13. L'arrêté plaçant un agent en congé pour accident de service est une décision créatrice de droits au profit de l'agent. Par suite, sous réserve de dispositions législatives ou réglementaires contraires, et hors le cas où il est satisfait à une demande de l'agent, l'administration ne peut retirer un tel arrêté, s'il est illégal, que dans le délai de quatre mois suivant son adoption. Les arrêtés du 31 mars 2015, 18 mai 2015, 5 juin 2015 et 1er juillet 2015 constituaient des décisions créatrices de droit pour Mme B... et ne pouvaient être retirés par l'arrêté du 5 octobre 2015 que conformément à ces dispositions. Fixant une date de consolidation de son état de santé antérieure à la date de consolidation effectivement retenue, ils étaient légaux et ne pouvaient dès lors être retirés. Dès lors, l'arrêté du 5 octobre 2015 qui les a retirés est illégal.

14. Aux termes de l'article R. 761-1 du code de justice administrative : " Les dépens comprennent les frais d'expertise (...). / Sous réserve de dispositions particulières, ils sont mis à la charge de toute personne perdante sauf si les circonstances particulières de l'affaire justifient qu'ils soient mis à la charge d'une autre partie ou partagés entre les parties ". Le département de l'Oise étant partie perdante, c'est à bon droit que le tribunal administratif d'Amiens a mis les frais d'expertise à la charge définitive du département.

15. Il résulte de tout ce qui précède que, d'une part, Mme B... n'est pas fondée à soutenir que c'est à tort que, par le jugement du 17 avril 2018, le tribunal administratif d'Amiens a rejeté le surplus des conclusions de sa demande et que, d'autre part, sans qu'il soit besoin d'examiner la recevabilité de sa requête, le département de l'Oise n'est pas fondé à soutenir que c'est à tort que ce jugement a annulé les arrêtés du 5 octobre 2015 et 14 octobre 2015 du président du conseil départemental.

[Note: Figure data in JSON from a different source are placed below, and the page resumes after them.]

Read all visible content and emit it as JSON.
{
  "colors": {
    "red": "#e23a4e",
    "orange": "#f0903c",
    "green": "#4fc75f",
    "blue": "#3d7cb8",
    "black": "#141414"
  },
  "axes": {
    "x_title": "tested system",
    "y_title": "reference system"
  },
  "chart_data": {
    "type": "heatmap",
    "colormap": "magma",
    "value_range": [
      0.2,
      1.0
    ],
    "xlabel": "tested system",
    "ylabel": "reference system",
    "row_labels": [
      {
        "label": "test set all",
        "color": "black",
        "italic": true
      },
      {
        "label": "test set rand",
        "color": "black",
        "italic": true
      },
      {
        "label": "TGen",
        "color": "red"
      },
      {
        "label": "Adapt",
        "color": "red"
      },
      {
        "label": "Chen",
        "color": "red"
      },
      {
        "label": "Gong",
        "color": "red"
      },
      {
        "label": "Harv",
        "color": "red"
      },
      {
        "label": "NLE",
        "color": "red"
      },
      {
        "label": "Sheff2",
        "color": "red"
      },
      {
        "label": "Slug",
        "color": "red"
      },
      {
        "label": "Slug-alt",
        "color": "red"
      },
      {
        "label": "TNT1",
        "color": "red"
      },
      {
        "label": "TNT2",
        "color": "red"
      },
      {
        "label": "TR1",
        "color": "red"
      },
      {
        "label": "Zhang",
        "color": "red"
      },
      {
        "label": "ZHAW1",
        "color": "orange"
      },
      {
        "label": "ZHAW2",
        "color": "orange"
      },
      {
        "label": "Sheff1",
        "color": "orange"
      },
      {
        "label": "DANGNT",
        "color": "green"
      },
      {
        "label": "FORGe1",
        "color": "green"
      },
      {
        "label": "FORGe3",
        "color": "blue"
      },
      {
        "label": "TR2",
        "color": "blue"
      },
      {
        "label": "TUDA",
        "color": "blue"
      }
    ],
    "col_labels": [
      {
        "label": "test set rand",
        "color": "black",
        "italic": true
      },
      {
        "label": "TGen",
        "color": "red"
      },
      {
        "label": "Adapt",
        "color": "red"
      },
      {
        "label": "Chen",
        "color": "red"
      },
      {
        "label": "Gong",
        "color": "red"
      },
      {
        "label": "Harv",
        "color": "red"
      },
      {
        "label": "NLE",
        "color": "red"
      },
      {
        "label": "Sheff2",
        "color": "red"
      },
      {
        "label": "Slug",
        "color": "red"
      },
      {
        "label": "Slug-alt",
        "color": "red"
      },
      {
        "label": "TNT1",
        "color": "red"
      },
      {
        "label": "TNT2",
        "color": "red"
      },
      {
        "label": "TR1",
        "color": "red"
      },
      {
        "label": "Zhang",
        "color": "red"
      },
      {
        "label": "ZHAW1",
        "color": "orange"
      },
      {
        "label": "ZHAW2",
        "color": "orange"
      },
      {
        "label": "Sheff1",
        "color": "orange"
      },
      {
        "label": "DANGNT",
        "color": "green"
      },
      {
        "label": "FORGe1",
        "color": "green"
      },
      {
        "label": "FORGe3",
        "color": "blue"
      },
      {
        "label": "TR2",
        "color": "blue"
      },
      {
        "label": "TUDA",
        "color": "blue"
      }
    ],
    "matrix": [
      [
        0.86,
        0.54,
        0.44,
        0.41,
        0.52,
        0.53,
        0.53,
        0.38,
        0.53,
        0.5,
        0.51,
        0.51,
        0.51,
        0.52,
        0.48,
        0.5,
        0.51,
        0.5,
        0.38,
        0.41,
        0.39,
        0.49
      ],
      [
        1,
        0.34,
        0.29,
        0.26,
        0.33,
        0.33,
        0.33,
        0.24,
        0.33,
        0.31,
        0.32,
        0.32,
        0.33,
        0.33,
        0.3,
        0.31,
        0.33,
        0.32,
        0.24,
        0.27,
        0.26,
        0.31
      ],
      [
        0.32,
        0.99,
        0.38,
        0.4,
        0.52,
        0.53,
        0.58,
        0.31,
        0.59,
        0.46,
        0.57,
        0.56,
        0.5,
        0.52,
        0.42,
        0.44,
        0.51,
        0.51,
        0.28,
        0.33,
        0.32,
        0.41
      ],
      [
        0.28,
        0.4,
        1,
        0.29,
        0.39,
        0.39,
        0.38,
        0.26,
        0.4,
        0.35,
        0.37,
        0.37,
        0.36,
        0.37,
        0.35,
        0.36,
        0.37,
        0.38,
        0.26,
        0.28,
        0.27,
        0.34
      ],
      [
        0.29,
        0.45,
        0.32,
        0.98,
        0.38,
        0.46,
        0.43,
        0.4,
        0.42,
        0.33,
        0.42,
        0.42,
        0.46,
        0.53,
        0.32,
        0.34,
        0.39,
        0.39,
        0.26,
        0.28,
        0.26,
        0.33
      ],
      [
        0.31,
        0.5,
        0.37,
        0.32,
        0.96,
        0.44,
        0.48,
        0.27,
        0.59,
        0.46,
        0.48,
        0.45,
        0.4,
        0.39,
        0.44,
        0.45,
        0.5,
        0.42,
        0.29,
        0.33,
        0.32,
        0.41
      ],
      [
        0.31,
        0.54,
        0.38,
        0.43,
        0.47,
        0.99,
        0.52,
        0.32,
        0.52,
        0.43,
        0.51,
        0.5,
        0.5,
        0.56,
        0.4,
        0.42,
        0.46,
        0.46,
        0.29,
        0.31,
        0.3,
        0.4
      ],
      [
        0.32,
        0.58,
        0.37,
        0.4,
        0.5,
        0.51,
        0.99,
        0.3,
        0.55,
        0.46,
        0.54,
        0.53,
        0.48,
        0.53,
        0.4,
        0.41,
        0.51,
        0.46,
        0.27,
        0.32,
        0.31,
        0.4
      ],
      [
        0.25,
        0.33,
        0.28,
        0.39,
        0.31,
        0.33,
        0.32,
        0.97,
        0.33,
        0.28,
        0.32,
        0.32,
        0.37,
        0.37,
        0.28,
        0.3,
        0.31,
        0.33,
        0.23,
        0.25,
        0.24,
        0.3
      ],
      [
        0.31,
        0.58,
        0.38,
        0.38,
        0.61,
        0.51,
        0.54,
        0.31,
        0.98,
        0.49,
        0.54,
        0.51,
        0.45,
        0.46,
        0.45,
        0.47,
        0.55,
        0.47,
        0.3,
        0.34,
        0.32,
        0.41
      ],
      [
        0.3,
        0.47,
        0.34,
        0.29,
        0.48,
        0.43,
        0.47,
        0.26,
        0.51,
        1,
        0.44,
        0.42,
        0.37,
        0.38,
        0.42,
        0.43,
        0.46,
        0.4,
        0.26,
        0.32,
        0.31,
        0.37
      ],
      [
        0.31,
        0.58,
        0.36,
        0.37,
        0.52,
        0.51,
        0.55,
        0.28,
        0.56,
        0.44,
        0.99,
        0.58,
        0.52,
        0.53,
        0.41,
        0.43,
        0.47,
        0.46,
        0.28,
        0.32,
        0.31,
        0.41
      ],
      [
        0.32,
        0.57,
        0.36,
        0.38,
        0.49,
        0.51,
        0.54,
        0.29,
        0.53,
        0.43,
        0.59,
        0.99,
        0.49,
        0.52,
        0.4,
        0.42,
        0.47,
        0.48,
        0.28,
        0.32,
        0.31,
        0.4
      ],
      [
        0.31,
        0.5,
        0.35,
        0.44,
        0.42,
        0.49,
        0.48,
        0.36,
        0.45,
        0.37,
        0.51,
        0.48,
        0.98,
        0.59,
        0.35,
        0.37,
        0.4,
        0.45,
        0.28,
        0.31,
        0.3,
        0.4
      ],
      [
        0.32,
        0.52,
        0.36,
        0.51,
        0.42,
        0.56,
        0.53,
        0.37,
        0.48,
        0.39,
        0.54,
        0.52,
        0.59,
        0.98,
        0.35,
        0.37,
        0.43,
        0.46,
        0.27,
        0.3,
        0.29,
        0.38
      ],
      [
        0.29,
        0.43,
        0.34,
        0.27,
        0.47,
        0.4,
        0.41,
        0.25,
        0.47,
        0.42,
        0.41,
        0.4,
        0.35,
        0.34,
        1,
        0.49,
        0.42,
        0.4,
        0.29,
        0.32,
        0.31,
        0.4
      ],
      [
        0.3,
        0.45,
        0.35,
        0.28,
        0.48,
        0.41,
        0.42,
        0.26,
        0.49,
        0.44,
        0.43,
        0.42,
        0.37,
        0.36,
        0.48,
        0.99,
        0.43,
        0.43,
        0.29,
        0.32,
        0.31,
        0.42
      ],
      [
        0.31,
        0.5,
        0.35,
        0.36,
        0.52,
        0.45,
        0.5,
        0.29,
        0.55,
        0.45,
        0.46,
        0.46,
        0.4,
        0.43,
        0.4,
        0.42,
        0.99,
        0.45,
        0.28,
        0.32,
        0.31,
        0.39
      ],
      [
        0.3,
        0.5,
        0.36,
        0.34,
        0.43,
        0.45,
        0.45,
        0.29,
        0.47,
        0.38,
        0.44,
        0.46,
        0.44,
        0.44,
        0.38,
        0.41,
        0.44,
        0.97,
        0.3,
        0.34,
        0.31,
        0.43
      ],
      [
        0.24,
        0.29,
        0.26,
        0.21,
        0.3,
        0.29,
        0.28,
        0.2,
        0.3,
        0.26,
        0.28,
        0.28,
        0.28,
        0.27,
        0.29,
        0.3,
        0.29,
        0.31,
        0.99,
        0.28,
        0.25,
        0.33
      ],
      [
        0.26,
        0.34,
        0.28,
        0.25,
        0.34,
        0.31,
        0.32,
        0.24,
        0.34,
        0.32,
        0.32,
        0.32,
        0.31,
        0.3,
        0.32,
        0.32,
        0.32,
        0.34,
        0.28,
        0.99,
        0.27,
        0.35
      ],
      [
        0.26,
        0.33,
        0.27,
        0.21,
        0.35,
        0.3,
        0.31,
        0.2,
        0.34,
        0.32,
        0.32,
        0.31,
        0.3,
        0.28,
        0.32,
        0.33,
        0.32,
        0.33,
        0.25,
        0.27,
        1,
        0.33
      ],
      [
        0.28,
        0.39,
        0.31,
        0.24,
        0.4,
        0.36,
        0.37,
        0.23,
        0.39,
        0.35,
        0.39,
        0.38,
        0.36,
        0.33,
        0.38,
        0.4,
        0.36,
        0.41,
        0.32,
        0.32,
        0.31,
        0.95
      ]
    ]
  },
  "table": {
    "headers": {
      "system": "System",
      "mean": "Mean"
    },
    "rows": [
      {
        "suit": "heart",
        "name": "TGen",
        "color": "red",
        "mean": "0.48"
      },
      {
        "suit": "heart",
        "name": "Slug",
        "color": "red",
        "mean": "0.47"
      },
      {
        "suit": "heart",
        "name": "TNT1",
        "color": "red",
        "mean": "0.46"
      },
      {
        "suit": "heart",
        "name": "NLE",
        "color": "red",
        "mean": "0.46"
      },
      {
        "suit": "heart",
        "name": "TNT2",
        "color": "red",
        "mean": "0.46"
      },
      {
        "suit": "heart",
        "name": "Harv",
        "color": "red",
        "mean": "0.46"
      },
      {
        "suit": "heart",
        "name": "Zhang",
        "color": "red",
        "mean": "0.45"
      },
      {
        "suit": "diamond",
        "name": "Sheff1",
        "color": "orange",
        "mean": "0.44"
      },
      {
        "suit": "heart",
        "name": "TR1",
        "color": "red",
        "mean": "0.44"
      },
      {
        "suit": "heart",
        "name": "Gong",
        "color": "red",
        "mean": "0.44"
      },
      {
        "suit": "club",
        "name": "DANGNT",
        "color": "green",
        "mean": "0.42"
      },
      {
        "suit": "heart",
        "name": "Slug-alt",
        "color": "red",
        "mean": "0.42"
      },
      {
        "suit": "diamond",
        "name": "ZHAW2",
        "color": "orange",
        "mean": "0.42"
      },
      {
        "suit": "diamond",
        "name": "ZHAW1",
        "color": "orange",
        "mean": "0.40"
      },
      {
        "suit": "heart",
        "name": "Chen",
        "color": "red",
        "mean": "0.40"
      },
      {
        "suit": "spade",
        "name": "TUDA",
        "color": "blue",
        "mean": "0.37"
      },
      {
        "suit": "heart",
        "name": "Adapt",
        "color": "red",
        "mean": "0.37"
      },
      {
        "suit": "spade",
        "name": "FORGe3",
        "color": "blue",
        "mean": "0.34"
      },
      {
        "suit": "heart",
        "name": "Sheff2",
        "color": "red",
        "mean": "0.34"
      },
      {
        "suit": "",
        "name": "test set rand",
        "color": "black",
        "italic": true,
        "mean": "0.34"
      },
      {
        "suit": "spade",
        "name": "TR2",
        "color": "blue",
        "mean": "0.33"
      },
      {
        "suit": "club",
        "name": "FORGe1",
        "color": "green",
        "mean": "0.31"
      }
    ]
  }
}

Par voie de conséquence, les conclusions tendant à l'application de l'article L. 761-1 du code de justice administrative, tant de Mme B... que du département de l'Oise, doivent être rejetées.









DÉCIDE :


Article 1er : La requête de Mme B... est rejetée.
Article 2 : Les conclusions du département de l'Oise sont rejetées.

Article 3 : Le présent arrêt sera notifié à Mme D... B... et au département de l'Oise.

Copie sera adressée, pour information, au préfet de l'Oise.